When he raised his head to look at her, his dark eyes were clouded with pain. Is that the gout? Arianne wondered. Or is it me? "A strange and subtle folk, the Volantenes," he muttered, as he put the elephant aside. "I saw Volantis once, on my way to Norvos, where I first met Mellario. The bells were ringing, and the bears danced down the steps. Areo will recall the day."

...

Her father plucked up a cyvasse piece. "I must know how you learned that Quentyn was abroad. Your brother went with Cletus Yronwood, Maester Kedry, and three of Lord Yronwood's best young knights on a long and perilous voyage, with an uncertain welcome at its end. He has gone to bring us back our heart's desire."

She narrowed her eyes. "What is our heart's desire?"

"Vengeance." His voice was soft, as if he were afraid that someone might be listening. "Justice." Prince Doran pressed the onyx dragon into her palm with his swollen, gouty fingers, and whispered, "Fire and blood."

A black elephant, a red hand. Elephant is Volantis or Volantenes as Doran says, but this is symbolizing heraldry as well.

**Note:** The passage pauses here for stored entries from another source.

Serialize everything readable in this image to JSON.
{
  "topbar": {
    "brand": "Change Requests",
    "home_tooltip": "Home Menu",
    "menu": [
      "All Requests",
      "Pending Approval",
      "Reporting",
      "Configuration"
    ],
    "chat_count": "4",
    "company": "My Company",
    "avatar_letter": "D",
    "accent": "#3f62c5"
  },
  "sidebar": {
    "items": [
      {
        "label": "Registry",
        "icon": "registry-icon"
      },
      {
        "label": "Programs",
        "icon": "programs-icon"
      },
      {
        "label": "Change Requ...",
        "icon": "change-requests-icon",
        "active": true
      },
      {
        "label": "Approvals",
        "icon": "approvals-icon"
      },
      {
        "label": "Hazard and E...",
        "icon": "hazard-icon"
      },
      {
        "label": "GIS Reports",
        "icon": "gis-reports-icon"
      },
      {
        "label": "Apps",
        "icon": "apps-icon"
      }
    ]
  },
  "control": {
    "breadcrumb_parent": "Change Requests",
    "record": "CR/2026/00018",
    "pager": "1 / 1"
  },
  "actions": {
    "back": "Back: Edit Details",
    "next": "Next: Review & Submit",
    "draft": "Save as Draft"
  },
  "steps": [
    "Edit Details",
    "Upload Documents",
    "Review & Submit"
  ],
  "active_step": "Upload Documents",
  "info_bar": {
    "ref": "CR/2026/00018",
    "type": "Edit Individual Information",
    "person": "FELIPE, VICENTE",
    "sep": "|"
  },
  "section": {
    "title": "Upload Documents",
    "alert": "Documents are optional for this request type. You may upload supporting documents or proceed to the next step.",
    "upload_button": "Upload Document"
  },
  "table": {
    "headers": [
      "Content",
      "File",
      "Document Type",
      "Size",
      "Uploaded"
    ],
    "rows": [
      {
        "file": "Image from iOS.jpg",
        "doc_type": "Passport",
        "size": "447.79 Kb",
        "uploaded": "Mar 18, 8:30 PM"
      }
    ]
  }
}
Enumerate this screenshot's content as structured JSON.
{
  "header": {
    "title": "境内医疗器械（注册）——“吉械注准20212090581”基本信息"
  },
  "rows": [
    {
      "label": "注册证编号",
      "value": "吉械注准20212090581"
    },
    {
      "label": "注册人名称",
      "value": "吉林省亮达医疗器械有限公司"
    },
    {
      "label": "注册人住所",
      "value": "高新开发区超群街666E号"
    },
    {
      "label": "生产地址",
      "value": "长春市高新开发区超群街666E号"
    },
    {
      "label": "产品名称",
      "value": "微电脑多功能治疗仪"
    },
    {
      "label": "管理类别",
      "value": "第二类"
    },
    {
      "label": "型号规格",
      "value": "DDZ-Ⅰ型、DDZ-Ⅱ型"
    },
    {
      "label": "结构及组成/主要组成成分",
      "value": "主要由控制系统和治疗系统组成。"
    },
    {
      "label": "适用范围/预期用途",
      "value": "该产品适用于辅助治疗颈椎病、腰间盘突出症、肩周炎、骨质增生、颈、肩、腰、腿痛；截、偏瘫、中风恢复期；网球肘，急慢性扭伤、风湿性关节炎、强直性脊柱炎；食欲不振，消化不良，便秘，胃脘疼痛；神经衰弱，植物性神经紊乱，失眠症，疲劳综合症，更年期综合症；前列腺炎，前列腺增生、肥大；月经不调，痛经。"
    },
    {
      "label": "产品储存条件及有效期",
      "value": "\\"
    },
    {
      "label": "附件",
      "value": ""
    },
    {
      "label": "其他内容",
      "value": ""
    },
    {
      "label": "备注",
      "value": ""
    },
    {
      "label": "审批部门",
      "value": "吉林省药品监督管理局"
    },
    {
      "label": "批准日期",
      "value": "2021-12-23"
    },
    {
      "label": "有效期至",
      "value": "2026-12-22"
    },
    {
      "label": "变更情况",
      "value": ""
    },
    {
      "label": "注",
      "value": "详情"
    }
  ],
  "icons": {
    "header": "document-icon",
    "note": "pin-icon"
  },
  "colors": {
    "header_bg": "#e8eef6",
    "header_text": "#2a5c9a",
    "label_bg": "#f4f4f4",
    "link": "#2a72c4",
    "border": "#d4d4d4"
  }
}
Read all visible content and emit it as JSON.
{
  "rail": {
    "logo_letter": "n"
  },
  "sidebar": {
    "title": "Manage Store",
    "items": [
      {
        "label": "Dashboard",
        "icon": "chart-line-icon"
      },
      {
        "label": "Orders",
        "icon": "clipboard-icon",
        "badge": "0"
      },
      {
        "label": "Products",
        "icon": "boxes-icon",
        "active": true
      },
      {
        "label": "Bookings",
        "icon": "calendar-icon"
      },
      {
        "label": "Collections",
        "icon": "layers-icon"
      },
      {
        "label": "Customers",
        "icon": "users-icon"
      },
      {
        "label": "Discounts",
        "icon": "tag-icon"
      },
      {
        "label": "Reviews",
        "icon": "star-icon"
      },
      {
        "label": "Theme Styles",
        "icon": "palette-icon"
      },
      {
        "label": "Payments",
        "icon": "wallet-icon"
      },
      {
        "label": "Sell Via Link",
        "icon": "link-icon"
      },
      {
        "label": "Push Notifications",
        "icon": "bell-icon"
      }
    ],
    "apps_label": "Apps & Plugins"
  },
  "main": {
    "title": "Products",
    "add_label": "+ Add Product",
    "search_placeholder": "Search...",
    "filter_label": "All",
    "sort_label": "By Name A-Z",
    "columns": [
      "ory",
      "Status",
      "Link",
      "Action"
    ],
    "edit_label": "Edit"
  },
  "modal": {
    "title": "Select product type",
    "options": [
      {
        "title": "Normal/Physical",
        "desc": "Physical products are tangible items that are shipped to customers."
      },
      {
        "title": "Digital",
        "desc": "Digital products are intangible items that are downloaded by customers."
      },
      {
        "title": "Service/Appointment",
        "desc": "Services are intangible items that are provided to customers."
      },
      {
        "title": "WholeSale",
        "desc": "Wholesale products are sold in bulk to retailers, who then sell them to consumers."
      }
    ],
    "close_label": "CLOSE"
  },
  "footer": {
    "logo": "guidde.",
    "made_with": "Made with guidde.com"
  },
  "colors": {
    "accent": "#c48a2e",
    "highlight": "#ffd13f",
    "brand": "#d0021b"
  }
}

Also Who is/was in Volantis? fAegon known as Young Griff. A reminder, during the first attacks  Jon the Con instructs on using no banners.

Quentyn’s fellowship of the ring was there as well. 

 Putting the elephant aside symbolizes both the Young Griff leaving Volantis and Doran setting aside Quentyn. 

Finally, he picks an Onyx dragon piece into his red hand, black dragon on a red field, and presses it into Arianne’s hand. Doran presses the dragon into Arianne’s hand, The black dragon on red field will be in Arianne’s hand. Or in other words, Doran is pressing Arianne on to find the black dragon and give him her hand while also giving her the kind of husband she so desired, a young lord with the looks of Dorkstar she found so attracrive.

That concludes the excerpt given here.